Although there are all kinds of important issues being discussed for the area — one of the residents’ main concerns is height allowances for new development, hoping the escarpment view will be protected — they want services that will allow them to shop for groceries, and have doctors, dentists and restaurants close by.
They realize that will come in time, but won’t be expecting it in a hurry.
“What’s being discussed is exciting, but to get the amenities we want, we understand we need more population. We’re planning a community from the ground up, and we want development that is controlled, with guidelines for the developers as they’re ready to build. As that occurs, we will get the amenities, but that could take a while.”
He described a street leading into the mall, lined with offices and shops at street level, and apartments above, which will suit residents just fine.
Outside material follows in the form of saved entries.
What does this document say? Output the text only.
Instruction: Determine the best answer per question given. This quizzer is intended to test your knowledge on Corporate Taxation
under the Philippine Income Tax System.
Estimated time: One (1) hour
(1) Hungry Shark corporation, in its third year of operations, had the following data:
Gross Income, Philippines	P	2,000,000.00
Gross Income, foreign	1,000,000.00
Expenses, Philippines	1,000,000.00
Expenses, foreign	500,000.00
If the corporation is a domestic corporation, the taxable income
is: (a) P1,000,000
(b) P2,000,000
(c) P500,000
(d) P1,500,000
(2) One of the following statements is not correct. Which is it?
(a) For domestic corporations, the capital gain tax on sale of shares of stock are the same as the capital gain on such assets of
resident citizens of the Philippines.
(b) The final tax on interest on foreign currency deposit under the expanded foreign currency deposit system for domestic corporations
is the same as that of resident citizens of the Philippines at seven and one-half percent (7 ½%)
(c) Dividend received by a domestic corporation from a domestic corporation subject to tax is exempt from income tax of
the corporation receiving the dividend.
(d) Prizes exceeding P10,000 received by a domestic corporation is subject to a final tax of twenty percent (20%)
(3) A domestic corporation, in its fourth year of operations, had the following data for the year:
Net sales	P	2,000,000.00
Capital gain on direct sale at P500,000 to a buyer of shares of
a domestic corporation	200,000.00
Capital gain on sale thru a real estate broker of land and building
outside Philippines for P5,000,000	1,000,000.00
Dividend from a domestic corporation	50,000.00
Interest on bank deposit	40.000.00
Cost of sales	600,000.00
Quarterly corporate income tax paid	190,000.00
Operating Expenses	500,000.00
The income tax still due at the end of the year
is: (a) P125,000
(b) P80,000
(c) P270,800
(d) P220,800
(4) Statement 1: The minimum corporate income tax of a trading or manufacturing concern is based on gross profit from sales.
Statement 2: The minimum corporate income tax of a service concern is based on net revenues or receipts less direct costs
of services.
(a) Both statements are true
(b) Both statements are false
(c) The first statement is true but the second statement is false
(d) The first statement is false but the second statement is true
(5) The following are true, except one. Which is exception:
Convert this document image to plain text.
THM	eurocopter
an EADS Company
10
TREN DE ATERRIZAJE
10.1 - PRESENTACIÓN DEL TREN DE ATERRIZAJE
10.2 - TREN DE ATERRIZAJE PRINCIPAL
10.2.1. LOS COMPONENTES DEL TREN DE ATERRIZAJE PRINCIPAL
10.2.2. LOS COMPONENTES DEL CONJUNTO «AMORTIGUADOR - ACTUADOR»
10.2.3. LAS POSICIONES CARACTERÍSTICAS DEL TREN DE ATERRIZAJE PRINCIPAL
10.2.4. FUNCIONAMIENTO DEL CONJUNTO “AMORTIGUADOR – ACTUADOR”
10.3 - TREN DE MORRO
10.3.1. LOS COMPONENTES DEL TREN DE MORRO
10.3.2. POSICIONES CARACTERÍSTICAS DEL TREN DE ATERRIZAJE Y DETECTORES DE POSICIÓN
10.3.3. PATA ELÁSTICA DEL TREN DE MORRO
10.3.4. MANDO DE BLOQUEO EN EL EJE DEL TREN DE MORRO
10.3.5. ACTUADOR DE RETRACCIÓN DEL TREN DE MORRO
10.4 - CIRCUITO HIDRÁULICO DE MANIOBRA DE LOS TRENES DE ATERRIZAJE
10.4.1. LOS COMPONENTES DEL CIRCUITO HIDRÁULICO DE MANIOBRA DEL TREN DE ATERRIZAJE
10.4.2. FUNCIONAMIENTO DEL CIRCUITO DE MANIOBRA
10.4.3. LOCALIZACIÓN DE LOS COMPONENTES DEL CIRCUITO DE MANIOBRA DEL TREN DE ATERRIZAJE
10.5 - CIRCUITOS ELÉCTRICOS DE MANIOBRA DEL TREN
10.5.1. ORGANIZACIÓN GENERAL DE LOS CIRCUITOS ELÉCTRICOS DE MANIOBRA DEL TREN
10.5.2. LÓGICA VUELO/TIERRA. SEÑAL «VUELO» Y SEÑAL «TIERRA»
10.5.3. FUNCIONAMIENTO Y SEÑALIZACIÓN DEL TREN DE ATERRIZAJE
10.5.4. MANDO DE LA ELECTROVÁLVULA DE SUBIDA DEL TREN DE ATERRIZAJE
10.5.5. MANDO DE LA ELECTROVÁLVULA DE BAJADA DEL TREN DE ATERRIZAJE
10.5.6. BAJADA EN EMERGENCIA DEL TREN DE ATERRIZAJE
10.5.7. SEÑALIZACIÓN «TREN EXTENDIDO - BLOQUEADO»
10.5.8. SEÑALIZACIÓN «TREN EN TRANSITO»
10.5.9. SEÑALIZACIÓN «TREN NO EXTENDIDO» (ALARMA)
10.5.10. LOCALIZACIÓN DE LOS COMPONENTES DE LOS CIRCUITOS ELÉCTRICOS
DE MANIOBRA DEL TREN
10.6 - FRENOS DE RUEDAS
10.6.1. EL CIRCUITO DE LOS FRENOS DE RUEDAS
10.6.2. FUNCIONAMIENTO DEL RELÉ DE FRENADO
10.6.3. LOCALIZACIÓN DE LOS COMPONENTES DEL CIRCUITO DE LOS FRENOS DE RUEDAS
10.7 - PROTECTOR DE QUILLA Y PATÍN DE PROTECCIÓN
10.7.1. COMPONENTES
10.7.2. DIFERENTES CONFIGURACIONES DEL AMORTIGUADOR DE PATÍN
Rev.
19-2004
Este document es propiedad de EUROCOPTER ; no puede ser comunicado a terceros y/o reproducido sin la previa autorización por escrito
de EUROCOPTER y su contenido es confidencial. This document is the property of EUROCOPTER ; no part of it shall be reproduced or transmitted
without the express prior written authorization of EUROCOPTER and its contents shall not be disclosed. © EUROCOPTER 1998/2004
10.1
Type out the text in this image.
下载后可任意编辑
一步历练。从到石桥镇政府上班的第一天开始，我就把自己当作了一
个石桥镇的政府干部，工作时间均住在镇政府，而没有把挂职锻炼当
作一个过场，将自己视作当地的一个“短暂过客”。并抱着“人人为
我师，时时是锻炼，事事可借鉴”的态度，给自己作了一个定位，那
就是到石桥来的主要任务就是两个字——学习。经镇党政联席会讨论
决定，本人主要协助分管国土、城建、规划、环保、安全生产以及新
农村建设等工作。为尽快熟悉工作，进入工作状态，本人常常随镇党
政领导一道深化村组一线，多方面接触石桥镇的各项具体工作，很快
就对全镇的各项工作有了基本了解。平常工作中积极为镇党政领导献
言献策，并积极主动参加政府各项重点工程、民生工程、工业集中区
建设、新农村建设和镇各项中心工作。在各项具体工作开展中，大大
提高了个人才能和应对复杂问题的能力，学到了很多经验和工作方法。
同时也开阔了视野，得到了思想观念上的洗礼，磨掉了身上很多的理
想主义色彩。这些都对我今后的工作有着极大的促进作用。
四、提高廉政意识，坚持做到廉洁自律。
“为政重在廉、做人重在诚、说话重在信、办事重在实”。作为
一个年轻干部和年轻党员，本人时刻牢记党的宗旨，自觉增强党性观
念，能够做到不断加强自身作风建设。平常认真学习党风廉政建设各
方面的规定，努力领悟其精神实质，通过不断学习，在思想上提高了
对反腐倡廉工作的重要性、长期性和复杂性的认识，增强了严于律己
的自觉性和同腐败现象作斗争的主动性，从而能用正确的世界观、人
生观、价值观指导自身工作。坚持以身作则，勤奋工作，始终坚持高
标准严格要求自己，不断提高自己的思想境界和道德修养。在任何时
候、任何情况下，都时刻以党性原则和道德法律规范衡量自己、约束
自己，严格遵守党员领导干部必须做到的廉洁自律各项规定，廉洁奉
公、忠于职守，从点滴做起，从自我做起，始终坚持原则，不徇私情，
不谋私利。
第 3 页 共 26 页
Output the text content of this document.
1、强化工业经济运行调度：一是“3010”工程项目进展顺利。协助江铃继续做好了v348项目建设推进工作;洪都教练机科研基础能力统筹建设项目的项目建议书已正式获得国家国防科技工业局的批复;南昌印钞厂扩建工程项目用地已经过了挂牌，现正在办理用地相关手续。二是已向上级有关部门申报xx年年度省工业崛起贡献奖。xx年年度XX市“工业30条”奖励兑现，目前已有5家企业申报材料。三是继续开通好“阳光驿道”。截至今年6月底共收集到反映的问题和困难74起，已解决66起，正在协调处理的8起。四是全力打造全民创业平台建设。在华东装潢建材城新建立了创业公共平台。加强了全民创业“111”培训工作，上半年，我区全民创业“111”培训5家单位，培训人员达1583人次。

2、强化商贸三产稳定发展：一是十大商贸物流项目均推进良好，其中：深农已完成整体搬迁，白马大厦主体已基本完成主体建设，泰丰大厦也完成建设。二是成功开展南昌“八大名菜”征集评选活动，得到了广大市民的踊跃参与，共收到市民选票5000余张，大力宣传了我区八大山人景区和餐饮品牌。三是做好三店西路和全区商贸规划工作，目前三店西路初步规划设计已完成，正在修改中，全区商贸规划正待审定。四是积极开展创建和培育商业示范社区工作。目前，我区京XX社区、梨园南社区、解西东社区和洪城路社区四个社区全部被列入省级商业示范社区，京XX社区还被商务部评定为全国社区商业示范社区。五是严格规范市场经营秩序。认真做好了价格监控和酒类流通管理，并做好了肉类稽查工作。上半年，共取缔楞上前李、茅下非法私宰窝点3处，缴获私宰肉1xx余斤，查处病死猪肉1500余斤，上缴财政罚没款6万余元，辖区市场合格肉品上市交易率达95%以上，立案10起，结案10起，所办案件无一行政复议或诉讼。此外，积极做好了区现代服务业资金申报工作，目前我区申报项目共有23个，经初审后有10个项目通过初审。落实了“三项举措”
A high school has been discussed with the Catholic school board, and could be a regional facility combining classes with the French school boards. An elementary school might also be considered, councillors were told.
Hardaker agreed it would be a benefit not to have local students getting on school buses taking them out of NOTL daily — he said he sees three buses in and out of Niagara-on-the-Green daily — but again believes that will be sometime in the future, when the population of the area has grown.
The Region began a two-step study to develop a vision for the future of the area, and presented the first phase to Regional council in October for approval before beginning the second stage, to put land-use policies and strategies for economic development to guide that vision, Amy Shepherd of IBI Group told town councillors last week.
That should be completed by this summer, to be endorsed as a Regional official plan amendment, she said, and will transform the Glendale area over the next 10, 20 or 30 years.
Once the plan is completed, Niagara-on-the-Lake’s official plan and Glendale secondary plan will require updating, she said.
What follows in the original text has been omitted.